I'm good with attachment when you need to send me a real document, but if the email text itself ends up being multi-megabyte blob because you absolutely must have your name in the signature in blue and italic, then I tend to frown upon this. Over decades of my work I probably sent thousands of emails, yet very rarely if ever I needed HTML capabilities, and pretty much never ones that go beyond very basic Markup formatting.
Email attachments are defined through MIME and don't depend at all on HTML being available as a Content-Type. We could well have had another format and attachments together.
HTML is not needed for attachments to work. If the government for example, banned all use of HTML in emails, people could still attach (non-HTML) files to emails the same way they do now. Therefore the comment I replied to, a defense of HTML in emails, is a bogus argument.
> The point is that attachments are needed to make HTML work.
They are not.
MIME headers are helpful for telling MUAs what the content (type and/or disposition) of a message is, but there's nothing from stoping mail clients from just putting "raw" HTML in the body of an e-mail message without MIME.
A browser engine is necessary to render an HTML email, and browser engines have large attack surfaces -- and in general they are very complicated, which makes them difficult to reason about.
Also, normies don't write HTML, but rather they depend on services (like Gmail) offered by corporations to transform their composition into HTML, which gives the corporations and avenue to track me or to try to persuade or influence me unless I want to respond by instructing my normie friend never to send me email.
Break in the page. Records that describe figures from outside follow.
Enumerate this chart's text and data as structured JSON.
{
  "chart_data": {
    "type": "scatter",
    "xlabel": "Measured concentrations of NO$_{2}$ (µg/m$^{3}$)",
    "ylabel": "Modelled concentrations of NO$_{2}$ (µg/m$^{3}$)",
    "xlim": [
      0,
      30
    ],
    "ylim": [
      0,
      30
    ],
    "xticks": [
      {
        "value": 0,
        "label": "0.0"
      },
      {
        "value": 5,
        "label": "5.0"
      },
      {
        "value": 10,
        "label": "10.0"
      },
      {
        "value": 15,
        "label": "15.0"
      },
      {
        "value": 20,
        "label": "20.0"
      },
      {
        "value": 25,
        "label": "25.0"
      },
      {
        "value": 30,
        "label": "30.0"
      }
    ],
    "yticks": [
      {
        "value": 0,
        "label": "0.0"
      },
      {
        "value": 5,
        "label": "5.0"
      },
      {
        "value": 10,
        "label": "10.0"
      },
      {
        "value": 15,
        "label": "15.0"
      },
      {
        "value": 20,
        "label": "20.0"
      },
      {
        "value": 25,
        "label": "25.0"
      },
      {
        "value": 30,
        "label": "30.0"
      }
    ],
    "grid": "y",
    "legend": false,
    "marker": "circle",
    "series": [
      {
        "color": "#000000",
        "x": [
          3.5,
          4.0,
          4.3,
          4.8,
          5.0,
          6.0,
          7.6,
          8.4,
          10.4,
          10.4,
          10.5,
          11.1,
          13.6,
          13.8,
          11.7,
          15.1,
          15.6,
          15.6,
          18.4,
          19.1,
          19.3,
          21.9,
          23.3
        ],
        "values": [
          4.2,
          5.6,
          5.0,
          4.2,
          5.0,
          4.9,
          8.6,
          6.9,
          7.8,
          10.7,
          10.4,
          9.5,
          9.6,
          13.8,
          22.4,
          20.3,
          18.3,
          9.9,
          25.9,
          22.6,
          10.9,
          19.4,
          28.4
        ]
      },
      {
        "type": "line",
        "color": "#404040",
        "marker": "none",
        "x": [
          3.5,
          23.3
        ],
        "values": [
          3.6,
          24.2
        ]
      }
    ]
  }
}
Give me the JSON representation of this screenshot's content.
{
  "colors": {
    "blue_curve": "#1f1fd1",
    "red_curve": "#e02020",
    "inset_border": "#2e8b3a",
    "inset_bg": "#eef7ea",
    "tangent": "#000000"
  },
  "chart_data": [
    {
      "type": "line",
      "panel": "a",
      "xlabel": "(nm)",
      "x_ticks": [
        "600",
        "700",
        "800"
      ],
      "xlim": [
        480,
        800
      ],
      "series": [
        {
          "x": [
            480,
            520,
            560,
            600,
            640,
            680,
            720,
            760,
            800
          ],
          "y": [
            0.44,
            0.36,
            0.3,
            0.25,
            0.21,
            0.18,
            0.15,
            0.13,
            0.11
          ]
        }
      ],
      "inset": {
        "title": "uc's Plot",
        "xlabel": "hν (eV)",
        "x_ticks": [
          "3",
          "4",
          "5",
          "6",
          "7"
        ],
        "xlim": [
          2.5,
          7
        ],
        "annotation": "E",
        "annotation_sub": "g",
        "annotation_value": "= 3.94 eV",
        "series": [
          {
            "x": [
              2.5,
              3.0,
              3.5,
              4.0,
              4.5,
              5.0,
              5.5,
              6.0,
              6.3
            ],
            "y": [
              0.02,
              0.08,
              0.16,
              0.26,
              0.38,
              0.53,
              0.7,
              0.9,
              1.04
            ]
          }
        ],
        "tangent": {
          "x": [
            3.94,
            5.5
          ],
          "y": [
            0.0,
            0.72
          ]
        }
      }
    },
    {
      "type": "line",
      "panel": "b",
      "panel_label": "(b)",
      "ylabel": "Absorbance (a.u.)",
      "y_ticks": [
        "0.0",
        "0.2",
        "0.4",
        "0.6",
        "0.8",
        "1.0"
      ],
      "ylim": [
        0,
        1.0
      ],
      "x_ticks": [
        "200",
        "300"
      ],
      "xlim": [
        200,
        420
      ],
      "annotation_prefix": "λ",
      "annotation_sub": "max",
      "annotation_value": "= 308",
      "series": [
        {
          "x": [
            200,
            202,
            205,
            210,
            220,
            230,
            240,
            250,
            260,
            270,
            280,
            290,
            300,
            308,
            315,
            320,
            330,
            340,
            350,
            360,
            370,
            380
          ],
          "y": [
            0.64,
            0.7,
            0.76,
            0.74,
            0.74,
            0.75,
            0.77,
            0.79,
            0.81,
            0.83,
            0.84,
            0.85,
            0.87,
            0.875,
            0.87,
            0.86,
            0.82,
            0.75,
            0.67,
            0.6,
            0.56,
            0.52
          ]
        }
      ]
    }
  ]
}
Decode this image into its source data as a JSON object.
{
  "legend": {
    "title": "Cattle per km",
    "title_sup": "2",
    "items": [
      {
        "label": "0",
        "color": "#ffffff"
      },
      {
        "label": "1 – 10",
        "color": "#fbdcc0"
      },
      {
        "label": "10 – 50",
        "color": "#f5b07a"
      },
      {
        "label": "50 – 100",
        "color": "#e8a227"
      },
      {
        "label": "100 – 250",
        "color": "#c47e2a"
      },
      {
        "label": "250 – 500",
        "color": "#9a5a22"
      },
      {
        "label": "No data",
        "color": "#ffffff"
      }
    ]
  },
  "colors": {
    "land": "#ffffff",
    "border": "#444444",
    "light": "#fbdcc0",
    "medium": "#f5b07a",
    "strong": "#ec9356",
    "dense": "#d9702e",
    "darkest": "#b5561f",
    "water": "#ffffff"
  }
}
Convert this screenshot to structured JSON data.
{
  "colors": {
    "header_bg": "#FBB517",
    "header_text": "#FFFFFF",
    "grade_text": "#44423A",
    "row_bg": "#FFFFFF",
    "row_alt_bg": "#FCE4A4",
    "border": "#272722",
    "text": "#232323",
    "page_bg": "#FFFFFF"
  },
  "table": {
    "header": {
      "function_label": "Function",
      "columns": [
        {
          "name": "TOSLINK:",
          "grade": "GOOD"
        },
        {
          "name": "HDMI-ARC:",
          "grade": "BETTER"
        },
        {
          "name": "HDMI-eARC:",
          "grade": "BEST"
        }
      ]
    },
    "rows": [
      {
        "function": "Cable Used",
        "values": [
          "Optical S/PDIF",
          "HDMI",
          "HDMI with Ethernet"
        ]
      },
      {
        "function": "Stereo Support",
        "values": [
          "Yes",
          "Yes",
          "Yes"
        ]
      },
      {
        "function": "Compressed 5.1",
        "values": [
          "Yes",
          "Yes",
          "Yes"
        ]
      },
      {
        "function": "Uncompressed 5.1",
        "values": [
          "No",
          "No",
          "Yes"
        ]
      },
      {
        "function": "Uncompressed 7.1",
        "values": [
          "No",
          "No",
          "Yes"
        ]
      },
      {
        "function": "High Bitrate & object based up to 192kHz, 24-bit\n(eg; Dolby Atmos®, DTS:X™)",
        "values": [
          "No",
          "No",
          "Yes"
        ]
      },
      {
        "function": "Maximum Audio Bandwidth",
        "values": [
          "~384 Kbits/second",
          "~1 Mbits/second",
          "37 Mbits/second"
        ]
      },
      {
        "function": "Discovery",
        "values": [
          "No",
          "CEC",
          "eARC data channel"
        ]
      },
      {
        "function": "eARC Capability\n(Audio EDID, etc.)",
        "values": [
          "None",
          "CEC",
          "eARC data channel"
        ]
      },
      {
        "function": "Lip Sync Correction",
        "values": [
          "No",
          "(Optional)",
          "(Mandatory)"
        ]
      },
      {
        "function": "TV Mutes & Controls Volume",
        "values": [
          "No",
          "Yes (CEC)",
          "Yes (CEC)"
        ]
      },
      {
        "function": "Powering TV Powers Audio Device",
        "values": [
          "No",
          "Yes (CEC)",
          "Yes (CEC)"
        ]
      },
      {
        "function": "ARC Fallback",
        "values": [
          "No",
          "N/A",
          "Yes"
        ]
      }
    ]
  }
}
In general, HTML email brings the privacy and security problems of the web to email.
Also, HTML makes email much harder to archive because an HTML document's legibility often depends on references (embedded in the HTML document) to files on the internet, and these references to online files tend to rot.
Some of us are tired of web tech spreading its tentacles everywhere, especially to technologies like email that were already useful and mature before web tech started spreading to them.
I think that hodge podge (OneDrive, Google drive, Dropbox, etc) is what most people already use. "Simple file attachments" are an oxymoron these days--size/extension restrictions, spam scores, not to mention the hell of iterating over email.
Depends on your use case. Sometimes I want to send a document and not have the receiver change it at their whims. E.g. quotes for jobs. Simple attachments are great for that. Also I find some people who aren't good with tech find attachments much easier to deal with. If I send a an attachment I am 100% confident the other person can open it. No so for sharing links etc.